An antipathy toward centrism colors Young’s characterization of those Lebanese politicians he most deeply distrusts, like Hezbollah’s secretary-general, Hassan Nasrallah, and the Christian leader of the Free Patriotic Movement, Gen. Michel Aoun. In these figures, Young sees something profoundly at odds with the sectarianism underpinning Lebanon’s paradoxical liberalism. They are, as he says, "linear" politicians in a country of "contrapuntal" ones, men who view the pluralistic order with disdain and who strive to impose a "uniformity of opinion, the ideal of the one instead of the many." By contrast, a figure such as the Druse chieftain Walid Jumblatt fairly drips with counterpoint; the sectarian system preserves his relevance as it rewards his malleability.
Young’s characterization of Nasrallah and Aoun is puzzling, considering how well it suits another Lebanese leader, one for whom Young evinces no particular affection but also never pillories: Rafik Hariri. By virtue of the immense fortune he made in the construction business and the power granted him by Syria during the postwar years, Hariri was able to dominate not only the Sunni community but the Lebanese state itself. In fact, during his multiple terms as prime minister (all told, he headed five governments in 1992–98 and 2000–04), it often appeared that Hariri was the state. He may not have been known for using his power to repress all opposition, but he did use it to tame Lebanon’s riotous "pluralism" and impose a uniformity of opinion regarding his own visions for the country.
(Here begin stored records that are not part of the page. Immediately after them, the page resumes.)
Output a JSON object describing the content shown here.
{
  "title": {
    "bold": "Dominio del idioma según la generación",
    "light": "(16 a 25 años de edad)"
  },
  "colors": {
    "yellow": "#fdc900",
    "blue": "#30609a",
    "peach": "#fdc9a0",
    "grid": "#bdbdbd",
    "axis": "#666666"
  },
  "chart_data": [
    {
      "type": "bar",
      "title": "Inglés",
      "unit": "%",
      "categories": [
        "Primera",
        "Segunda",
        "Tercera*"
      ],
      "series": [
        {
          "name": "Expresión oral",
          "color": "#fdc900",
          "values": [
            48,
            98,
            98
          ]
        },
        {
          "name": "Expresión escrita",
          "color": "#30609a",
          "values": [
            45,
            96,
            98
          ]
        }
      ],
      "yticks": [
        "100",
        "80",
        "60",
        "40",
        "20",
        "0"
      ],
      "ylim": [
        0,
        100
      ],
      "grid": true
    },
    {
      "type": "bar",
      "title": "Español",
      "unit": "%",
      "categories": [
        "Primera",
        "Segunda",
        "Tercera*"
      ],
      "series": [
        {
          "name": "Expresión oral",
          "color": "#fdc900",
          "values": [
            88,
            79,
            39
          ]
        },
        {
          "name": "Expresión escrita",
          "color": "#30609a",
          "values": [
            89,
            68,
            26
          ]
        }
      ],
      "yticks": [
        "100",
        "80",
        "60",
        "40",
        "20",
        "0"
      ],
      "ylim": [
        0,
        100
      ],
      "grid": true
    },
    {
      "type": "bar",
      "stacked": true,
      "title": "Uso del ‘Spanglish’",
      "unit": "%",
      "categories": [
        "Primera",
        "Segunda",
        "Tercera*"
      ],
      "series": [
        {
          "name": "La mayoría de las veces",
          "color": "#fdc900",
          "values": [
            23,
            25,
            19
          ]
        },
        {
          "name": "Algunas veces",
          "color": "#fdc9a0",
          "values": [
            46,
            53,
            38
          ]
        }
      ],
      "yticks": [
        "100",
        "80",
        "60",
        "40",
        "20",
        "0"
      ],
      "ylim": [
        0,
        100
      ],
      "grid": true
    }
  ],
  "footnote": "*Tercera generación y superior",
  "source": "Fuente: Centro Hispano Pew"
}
In certain respects, Hariri’s governing style wasn’t such a bad thing. After fifteen years of civil war and a vacuum of state authority, a strong leader was what many Lebanese desired. As Young suggests in his account of Hariri’s reconstruction of downtown Beirut—which involved the seizure of several hundred thousand square meters of private property through eminent domain—the means employed may have been abusive and unconstitutional, but the ends made it clear that the Sunni leader "had won [the] argument." Detectable in this admission is the implication that, for Young, "linearity" in politics is not necessarily a vice as long as the line is pointed in the right direction. In the case of Hariri, who envisioned Lebanon as "a bastion of liberal capitalism and ecumenical permissiveness," the short-circuiting of the sectarian order and its pluralism seemed to be an acceptable price to pay.
There are no heroes in The Ghosts of Martyrs Square, only tragic characters hampered by their own flaws and the predations of others. Young’s book is a sober and lucid acclamation of those elements of Lebanese society that both constitute a liberal identity and are antithetical to it. Young recognizes that sectarianism is not an ideal but that, "thanks to the pluralism it elicits, it can be a way station on the path toward a Lebanon that is a common concern for all its citizens." What might this Lebanon look like? And what kind of path might it chart to a liberal state shorn of its paradoxes? Young does not address these questions, leaving the reader to wonder whether he has the answers, or whether this is simply a subject for another book.